August beef exports totaled 112,069 metric tons (mt), up 5 percent from a year ago and the largest of 2017. Export value was the second-highest on record at $679.1 million – up 20 percent from a year ago and trailing only the record-high value ($688.8 million) reached in October 2014. For January through August, beef exports increased 10 percent in volume (823,433 mt) and 16 percent in value ($4.65 billion) compared to the first eight months of 2016.

Exports accounted for 12.5 percent of total U.S. beef production in August and 10.4 percent for muscle cuts only, compared to 13.7 percent and 10.3 percent, respectively, last year. For January through August, beef exports accounted for 12.8 percent of total production (down from 13.2 percent) and 10.1 percent (steady with last year) for muscle cuts. Export value per head of fed slaughter averaged $290.05 in August, up 13 percent from a year ago. Through August, per-head export value was up 9 percent to $275.81.

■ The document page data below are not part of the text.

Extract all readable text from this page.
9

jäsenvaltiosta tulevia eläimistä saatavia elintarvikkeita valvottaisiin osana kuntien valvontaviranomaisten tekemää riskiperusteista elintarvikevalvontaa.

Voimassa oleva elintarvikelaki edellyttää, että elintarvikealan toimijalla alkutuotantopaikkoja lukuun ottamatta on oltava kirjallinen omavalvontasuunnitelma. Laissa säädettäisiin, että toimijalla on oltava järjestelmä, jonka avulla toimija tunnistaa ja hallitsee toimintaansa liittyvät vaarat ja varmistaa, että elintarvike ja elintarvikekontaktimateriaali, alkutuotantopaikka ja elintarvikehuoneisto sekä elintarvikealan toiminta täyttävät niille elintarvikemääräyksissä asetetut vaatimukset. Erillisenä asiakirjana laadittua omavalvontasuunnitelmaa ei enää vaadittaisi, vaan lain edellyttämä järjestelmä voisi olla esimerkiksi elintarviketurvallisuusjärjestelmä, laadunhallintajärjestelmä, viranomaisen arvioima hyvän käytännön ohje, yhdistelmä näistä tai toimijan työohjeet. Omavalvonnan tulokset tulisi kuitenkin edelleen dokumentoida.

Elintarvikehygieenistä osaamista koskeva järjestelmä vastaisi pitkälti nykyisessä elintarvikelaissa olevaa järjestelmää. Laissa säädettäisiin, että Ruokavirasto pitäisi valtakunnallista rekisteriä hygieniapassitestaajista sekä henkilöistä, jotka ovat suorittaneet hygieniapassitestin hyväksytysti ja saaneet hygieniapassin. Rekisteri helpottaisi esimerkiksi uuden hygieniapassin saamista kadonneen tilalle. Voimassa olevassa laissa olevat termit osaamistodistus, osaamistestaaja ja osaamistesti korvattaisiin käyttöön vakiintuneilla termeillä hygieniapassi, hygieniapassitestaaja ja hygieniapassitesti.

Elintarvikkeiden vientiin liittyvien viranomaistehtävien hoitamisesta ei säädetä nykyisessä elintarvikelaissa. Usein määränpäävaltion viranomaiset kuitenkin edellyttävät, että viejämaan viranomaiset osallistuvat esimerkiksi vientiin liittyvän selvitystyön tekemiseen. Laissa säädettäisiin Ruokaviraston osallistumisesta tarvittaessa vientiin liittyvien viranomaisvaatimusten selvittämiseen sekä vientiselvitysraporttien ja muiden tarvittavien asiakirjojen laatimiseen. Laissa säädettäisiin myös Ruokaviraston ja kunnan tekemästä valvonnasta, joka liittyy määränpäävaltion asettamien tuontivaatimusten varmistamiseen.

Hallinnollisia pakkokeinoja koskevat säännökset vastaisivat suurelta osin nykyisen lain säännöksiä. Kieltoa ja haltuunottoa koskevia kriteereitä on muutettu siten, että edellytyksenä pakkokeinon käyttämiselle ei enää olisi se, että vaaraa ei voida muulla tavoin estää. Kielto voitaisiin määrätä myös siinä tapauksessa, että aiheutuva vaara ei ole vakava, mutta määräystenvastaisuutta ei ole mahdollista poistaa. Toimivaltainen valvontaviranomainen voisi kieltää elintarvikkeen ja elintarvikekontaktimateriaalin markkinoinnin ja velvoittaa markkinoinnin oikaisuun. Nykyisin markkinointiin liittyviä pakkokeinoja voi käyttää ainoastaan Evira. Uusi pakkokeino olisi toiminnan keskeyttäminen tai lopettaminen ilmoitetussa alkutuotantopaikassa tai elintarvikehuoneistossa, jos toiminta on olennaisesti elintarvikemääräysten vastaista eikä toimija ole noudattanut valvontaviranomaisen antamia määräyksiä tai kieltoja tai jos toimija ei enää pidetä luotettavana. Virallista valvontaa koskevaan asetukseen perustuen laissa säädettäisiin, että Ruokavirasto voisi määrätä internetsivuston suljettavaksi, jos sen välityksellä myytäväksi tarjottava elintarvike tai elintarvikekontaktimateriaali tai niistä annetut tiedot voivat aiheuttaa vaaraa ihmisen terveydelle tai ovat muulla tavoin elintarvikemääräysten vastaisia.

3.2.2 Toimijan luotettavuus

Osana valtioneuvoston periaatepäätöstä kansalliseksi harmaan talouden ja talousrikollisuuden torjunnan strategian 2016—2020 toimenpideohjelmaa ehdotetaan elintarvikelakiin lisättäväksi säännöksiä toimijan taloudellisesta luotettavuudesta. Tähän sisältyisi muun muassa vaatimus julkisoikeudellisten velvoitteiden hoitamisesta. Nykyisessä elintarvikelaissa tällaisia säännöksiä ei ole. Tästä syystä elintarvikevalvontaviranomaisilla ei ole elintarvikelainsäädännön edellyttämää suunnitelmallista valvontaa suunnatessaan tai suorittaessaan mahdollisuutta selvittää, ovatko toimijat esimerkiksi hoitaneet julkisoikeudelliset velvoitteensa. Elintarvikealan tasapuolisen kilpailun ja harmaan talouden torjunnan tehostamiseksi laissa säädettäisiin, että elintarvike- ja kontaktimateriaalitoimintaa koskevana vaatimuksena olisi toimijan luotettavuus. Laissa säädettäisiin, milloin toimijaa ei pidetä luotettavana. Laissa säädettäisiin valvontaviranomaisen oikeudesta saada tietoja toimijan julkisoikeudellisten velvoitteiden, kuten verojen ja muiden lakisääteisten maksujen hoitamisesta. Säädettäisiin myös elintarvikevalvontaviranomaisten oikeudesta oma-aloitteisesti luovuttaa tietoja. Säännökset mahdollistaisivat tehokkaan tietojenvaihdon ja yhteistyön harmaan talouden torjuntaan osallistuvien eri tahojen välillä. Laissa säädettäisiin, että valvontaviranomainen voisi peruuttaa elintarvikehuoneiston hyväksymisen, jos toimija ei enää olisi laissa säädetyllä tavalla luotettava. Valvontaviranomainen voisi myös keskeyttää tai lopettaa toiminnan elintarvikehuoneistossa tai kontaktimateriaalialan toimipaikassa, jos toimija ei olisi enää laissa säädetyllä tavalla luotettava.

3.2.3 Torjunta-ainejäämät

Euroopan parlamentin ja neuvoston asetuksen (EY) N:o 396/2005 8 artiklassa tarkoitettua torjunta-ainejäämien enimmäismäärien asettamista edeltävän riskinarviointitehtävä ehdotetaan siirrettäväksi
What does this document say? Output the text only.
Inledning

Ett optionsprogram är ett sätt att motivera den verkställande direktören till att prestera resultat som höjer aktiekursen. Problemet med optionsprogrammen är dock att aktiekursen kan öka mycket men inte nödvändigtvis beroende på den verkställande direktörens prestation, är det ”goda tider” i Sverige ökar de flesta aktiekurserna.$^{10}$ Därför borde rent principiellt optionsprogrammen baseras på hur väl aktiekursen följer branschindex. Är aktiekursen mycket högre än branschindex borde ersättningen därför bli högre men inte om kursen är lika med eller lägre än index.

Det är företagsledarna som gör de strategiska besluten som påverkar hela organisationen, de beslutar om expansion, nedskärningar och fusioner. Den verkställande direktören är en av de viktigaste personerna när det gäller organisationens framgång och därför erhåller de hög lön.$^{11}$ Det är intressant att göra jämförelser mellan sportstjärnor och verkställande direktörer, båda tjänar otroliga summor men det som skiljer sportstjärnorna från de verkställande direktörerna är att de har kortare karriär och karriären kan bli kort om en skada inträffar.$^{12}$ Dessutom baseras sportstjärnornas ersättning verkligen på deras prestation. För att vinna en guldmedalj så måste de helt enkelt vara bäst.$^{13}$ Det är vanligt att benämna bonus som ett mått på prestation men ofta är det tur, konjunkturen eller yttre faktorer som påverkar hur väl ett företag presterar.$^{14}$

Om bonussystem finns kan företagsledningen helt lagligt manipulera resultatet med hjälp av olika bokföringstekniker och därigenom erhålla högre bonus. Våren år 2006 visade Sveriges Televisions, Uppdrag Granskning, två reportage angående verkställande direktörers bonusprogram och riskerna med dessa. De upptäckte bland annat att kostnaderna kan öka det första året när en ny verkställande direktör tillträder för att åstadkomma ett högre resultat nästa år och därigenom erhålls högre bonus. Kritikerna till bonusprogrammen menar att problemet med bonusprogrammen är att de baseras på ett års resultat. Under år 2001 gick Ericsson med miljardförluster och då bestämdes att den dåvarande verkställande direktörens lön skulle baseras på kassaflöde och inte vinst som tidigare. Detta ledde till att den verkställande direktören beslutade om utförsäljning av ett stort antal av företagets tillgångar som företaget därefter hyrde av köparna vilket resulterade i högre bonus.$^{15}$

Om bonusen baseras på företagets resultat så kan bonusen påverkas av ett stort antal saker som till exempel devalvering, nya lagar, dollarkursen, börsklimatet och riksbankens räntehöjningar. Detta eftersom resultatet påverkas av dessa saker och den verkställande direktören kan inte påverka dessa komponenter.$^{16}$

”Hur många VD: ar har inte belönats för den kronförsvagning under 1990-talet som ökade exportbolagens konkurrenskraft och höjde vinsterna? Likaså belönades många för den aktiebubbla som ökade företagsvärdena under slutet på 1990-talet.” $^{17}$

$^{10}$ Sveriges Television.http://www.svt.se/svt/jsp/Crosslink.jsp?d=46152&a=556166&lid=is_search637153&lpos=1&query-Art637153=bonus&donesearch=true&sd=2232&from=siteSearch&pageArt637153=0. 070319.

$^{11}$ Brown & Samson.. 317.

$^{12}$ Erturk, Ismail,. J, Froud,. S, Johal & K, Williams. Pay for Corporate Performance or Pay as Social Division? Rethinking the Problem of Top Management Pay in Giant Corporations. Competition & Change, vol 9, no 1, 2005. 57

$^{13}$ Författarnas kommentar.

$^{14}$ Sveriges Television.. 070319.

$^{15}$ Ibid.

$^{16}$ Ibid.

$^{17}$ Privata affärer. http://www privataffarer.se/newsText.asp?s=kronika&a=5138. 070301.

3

House Ag Members Talk Trade with Canada

Members of the House Agriculture Committee led a congressional delegation to Ottawa, Canada last week to focus on agricultural trade. The group met with Canadian officials ahead of the next round of North American Free Trade Agreement (NAFTA) negotiations which begin this week.

“Our goal over the past two days was to ensure our Canadian counterparts understand that U.S. production agriculture has a keen interest in getting NAFTA done and done right” said House Agriculture Committee Chairman Mike Conaway (TX-R). “We have had productive conversations over the weekend with Canadian officials and are eager for negotiations to resume in Washington next week. As I’ve said before, U.S. production agriculture will continue to stay at negotiators elbow throughout this process to ensure their interests are taken into account. This is too important to screw up.”

“The trade relationship between the United States and Canada, especially as it relates to agriculture, plays an integral role in each country’s economy” said Rep. David Rouzer (NC-R). “Spending time with our Canadian counterparts gave us an opportunity to demonstrate the importance of the deal for U.S. agriculture. I look forward to continuing these conversations to improve NAFTA on behalf of our producers and farm families.”

“On so many fronts, we enjoy and respect our relationship with our Canadian neighbors; especially on trade” said Rep. Ted Yoho (FL-3). “Overall NAFTA has been favorable for trade to both nations. It has created wealth on both sides of the border. My goal as a member of the Ag Committee is to impress the importance of making those areas that work well, better and those areas that need improvement to correct as quickly as possible. The newly renegotiated NAFTA agreement will bolster trade and lead to increased prosperity for both nations.”

“Given that Oregon is one of the top ten trading states in the U.S. and the number of jobs dependent on trade, I felt this mission to be very important” said Rep. Kurt Schrader (OR-D). “Whether it is the Columbia River Treaty, Pacific fishing, softwood lumber, dairy, wheat or wine it is important for our Canadian friends to know that we need a fair deal. It became obvious to me as we ended our visit that both sides will continue to support one another vigorously, but that the Canadians feel no urgency to come to the table in any of the above. A stronger approach is needed.”